Monday, February 13, 2012

on Stuart, years ago

This morning I walked into the Key Food around the block and saw the front page of Newsday, read the words, and stopped moving.  I leaned down to pick it up and felt Mike stop to look behind him at what had held me up.  It was the headline, "16 Deadly Miles, the riskiest road on LI for pedestrians."  For a second the tears welled and I remembered him as if that last night were last week.  I didn't have to read anymore to know where they were talking about.  And then I came home and found the paragraphs below which I wrote a few years ago.  Today, for Stuart, for the boy he will always be, for the road that took him, for all the others along with him.


I am performing a search for a dead man on the internet.  An ad on the side of the Google page tells me that Dave Stuart is for sale, an advertising gimmick that takes the item you are searching for and plugs it into a “find here” field for eBay’s auction site.  For an instant I want to click on that ad.  Maybe I will be directed to a page where his face will smile out from the screen.  Maybe I could bid on his life, take back that day, slow the speeding car, turn him around and tell him to just wait a minute.  Maybe that's all it would have taken, just a minute.  I decide against it.  Instead I refine my search to the local long island newspapers where the accident occurred and find a brief and non-personal obituary in their archives.  “Upstate Man Killed While Crossing Street, December 1999.”  Two dollars and ninety-five cents later I have a print out.  A small morsel, but I have a piece of him again, to remind me that he happened, he was here. 
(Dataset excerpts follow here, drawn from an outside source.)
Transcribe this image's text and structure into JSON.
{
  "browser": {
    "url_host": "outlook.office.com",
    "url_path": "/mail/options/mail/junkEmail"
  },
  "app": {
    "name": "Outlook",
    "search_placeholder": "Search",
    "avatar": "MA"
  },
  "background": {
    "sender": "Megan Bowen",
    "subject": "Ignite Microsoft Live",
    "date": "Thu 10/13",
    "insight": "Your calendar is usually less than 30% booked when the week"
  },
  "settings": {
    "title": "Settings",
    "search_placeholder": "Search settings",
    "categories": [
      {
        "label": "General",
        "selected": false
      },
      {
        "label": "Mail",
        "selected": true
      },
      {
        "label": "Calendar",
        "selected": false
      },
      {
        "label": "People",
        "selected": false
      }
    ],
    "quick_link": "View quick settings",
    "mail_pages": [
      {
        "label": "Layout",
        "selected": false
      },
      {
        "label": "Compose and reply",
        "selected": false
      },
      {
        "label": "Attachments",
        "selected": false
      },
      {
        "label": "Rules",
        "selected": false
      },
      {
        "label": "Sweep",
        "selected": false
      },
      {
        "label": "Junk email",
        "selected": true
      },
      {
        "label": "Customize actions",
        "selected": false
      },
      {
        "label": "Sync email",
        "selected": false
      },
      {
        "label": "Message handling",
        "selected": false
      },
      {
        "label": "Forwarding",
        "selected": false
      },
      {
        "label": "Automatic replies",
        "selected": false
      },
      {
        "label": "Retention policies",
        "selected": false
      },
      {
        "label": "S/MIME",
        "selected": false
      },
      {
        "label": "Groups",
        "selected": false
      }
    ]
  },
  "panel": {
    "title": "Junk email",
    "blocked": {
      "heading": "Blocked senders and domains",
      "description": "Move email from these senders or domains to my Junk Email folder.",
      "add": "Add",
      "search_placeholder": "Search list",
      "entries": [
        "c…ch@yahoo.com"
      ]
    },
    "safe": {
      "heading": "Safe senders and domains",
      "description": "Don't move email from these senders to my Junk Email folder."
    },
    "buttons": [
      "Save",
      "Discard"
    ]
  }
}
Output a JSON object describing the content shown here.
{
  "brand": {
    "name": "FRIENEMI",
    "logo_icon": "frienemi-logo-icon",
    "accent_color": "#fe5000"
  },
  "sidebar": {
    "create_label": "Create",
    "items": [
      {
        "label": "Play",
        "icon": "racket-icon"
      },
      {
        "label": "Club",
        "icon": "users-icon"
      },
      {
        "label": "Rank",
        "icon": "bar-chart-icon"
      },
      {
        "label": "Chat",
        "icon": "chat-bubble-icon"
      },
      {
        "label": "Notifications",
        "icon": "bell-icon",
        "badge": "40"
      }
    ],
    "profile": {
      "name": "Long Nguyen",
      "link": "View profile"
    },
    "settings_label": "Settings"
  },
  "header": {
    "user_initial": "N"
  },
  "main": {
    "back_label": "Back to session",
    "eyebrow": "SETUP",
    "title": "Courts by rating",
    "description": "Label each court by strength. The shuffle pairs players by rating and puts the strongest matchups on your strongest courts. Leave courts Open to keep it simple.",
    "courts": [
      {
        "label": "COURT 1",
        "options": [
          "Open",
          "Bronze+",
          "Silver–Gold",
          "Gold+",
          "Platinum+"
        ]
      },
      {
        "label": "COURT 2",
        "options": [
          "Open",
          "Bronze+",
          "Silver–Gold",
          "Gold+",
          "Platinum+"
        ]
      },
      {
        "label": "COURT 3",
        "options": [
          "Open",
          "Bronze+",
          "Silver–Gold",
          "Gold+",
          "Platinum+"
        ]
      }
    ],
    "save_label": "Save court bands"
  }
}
The night we came back to school from winter break, just two weeks after the accident, we gathered in Dave's dorm room.  His parents had been up the day before so his bedroom was void of his likeness.  His bed had been stripped and as we swallowed beer after beer, we threw the empty cans onto his now soiled mattress.  We thought if we trashed it enough the school wouldn’t be able to move someone new into the room.  And then the end of my life with them began.  Alex cried out that we were destroying Dave’s bed.  He spoke as if at any moment Dave was going to walk in and be angry with us for ruining it.  Jess yelled for him to stop whining, that a beer soaked shrine was fitting.  John slumped into the corner as Eric quietly wiped the puddles off the mattress and onto the floor.  The January wind whipped against the building and Jess and I left without saying goodbye.  When we were back to our room she jumped onto her bed and wrote Dave’s name across the width of the wall.  Days later we tried to remove the letters, their image a haunting and constant reminder of what was lost, but they wouldn’t budge.  I assume some janitor had to paint over them in June, cursing the girl who loved a man so much she had to stain her wall with his name.

The last night before winter break we had all been in that small room together.  Stuart was in my bed and I told him to get out, there wasn’t enough room, I wouldn’t be able to fall sleep with him there.  Instead he wrapped his arms around my head in an awkward embrace and drunkenly kissed my face, hoping his affection would keep me there.  James was on the other side of me, the three of us squeezed so tightly into my single bed that I had to get up, climb over them and sleep on the couch in the common room.  For a few minutes the two men lay in my bed together until they realized that I had left and there was no female body separating them.  I heard a shout, and I laughed out loud as Stuart tripped his way out of my bedroom in surprise.  He found me lying on the couch, smiled, leaned down to kiss my forehead, and then left to make his way back to his dorm.  I never saw him again.

I didn’t go to the funeral.  I was the only one of the group who didn’t come from their hometown and I missed it.  Jess and I fell out of friendship and in my last two years at school I would only see the rest of them occasionally.  When we met there would be a knowing look, a small smile and recognition that I shared something tragic with them.  But I was never one of them.  I never felt that I was allowed to mourn like they could.  He was only a part of me for such a small time; he was theirs for years before.  But I mourned just the same.  He was still mine to share.  And that is something.  As I close out of the search screen and return to work, it is something.

1 comment:

  1. What an awful loss. I'm so sorry. And I really understand what you mean when you say you weren't one of them but you mourned nonetheless.